The car took the whole day to repair and, when it became clear that this was going to be so, she went to the hotel and took a room. She was “resident”; she could go down the granolithic corridors to the “Ladies” now, and let the water run resoundingly into the deep enamelled iron bath with its four iron claws. She went between the room at the hotel and the tin workshop of the garage, that heated up under the winter sun as the hours went by. The garage owner came and stood beside her, hands on hips, whenever she came into the workshop; in the hotel room she lay on the cotton bedcover patterned with an Arcadian scene of shepherdesses and sun-dials and looked at the curtains on the window where the same pattern was repeated but had almost faded away; she slept and woke, and her cigarette left another burn beside those that marked the night-table with its emergency candle in a tin holder. She never got a chance to talk to Gideon again, except for the remarks he passed at her, rather than to her, about the car, as he worked with the petrol attendant, helping the garage owner. She prevailed upon the wine steward to give her a plate of cold meat and salad and a knife and fork and recklessly took it, covered by another thick hotel plate, over to the garage. The garage owner smiled at her for being a woman, and soft. “You didn’t have to pay for a meal like that for the boy, mine would’ve given him something.” She saw him eyeing the plates, plates from the hotel dining-room, the plates white people used. At once she asked some question about the car; how much longer could it take, now?

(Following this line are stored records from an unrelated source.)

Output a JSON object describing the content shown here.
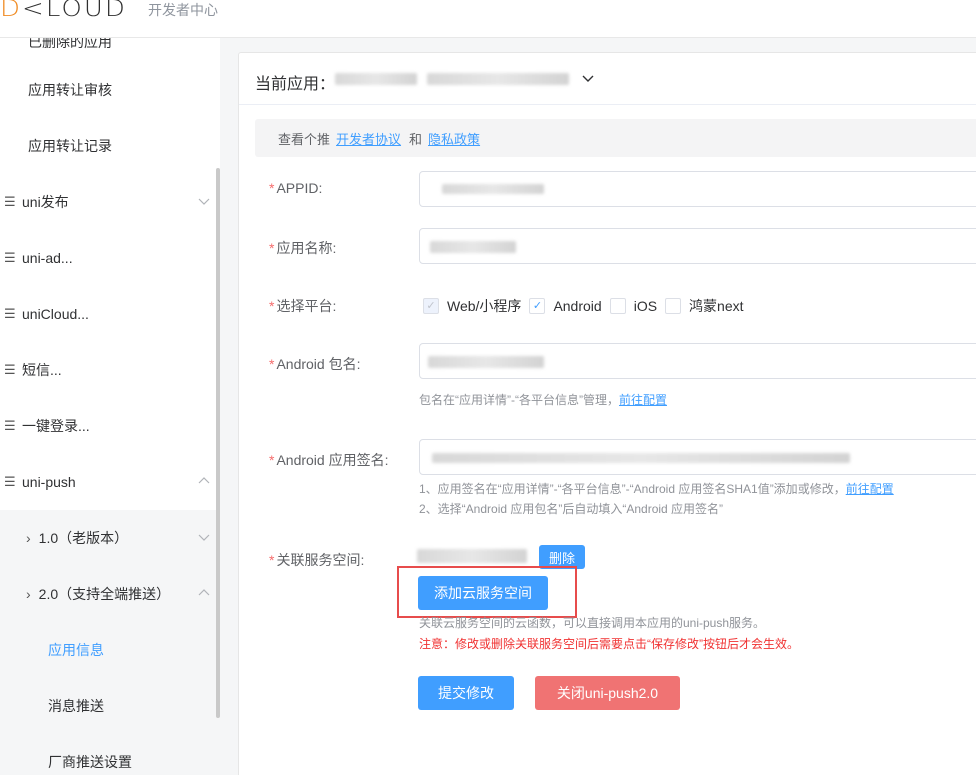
{
  "header": {
    "logo_text": "DCLOUD",
    "subtitle": "开发者中心"
  },
  "sidebar": {
    "top_partial": "已删除的应用",
    "items": [
      {
        "label": "应用转让审核",
        "icon": "none"
      },
      {
        "label": "应用转让记录",
        "icon": "none"
      },
      {
        "label": "uni发布",
        "icon": "list-icon",
        "chevron": "down"
      },
      {
        "label": "uni-ad...",
        "icon": "list-icon"
      },
      {
        "label": "uniCloud...",
        "icon": "list-icon"
      },
      {
        "label": "短信...",
        "icon": "list-icon"
      },
      {
        "label": "一键登录...",
        "icon": "list-icon"
      },
      {
        "label": "uni-push",
        "icon": "list-icon",
        "chevron": "up"
      },
      {
        "label": "1.0（老版本）",
        "chevron": "down"
      },
      {
        "label": "2.0（支持全端推送）",
        "chevron": "up"
      },
      {
        "label": "应用信息",
        "active": true
      },
      {
        "label": "消息推送"
      },
      {
        "label": "厂商推送设置"
      }
    ]
  },
  "main": {
    "current_app_label": "当前应用：",
    "notice_prefix": "查看个推",
    "notice_link1": "开发者协议",
    "notice_and": "和",
    "notice_link2": "隐私政策",
    "fields": {
      "appid_label": "APPID:",
      "app_name_label": "应用名称:",
      "platform_label": "选择平台:",
      "package_label": "Android 包名:",
      "signature_label": "Android 应用签名:",
      "service_label": "关联服务空间:"
    },
    "platforms": [
      {
        "label": "Web/小程序",
        "checked": true,
        "disabled": true
      },
      {
        "label": "Android",
        "checked": true,
        "disabled": false
      },
      {
        "label": "iOS",
        "checked": false,
        "disabled": false
      },
      {
        "label": "鸿蒙next",
        "checked": false,
        "disabled": false
      }
    ],
    "package_help": "包名在“应用详情”-“各平台信息”管理，",
    "package_help_link": "前往配置",
    "signature_help1": "1、应用签名在“应用详情”-“各平台信息”-“Android 应用签名SHA1值”添加或修改，",
    "signature_help1_link": "前往配置",
    "signature_help2": "2、选择“Android 应用包名”后自动填入“Android 应用签名”",
    "delete_label": "删除",
    "add_space_label": "添加云服务空间",
    "space_help": "关联云服务空间的云函数，可以直接调用本应用的uni-push服务。",
    "space_warning": "注意：修改或删除关联服务空间后需要点击“保存修改”按钮后才会生效。",
    "submit_label": "提交修改",
    "close_label": "关闭uni-push2.0"
  },
  "colors": {
    "primary": "#409eff",
    "danger": "#f07373",
    "required": "#f56c6c",
    "highlight": "#e74c4c"
  }
}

She spent the night in the hotel, alone, eating again opposite the huge black wooden chiffonier that hid the entrance to, but not the noise and smell of, the kitchen; going to bed in the room. Gideon slept in the garage on some sort of a bed provided by the petrol attendant. There were rooms for commercial travellers’ boys in the hotel yard, the garage owner said; she could get one of those — but she lied in shame for the dirty outhouses, “They’re full.”

Everything vanished but these practical details that had constantly to be worked out in the mind; the wangling of decent food, the arrangements for somewhere to sleep, the endless concentration on the coils and nuts and boxes within the gut of the car, and the news of it, the consultations about it. She said “Good morning, Gideon”, standing with the garage owner. She walked away with the man whose pink jowls were creased by his pillows. Gideon looked refreshed. He was shaved and had a clean shirt on. She wondered how and where he had managed this. All the mystery of the simplest mechanics of daily living parted them.

When they were on the road at last again, time had changed and stretched and swollen. No longer had they been a few days together; the other afternoon, the afternoon they had left Johannesburg, was far off. She said to him, “Stop for a minute somewhere.” She was stretched out in the seat beside him gawkily, her head flung back, smoking, the elbow of one arm cupped in the other hand. “What’s wrong?” “Just stop.”

With the engine cut off there was silence for a moment until the passing sounds of the empty road came to them — a chirrup as a bird flitted by, and the crack of a dry stalk in a mealie field. She was frowning intensely, provocatively, blinded by what she wanted to say. She kissed him suddenly with the powerful invitation of a woman who wants to be made love to. While he was uncertain how to respond, as a man is at the wrong time and place, and stroked her arm in some soothing, trifling caress, she sat up and said, “That bloody hotel.”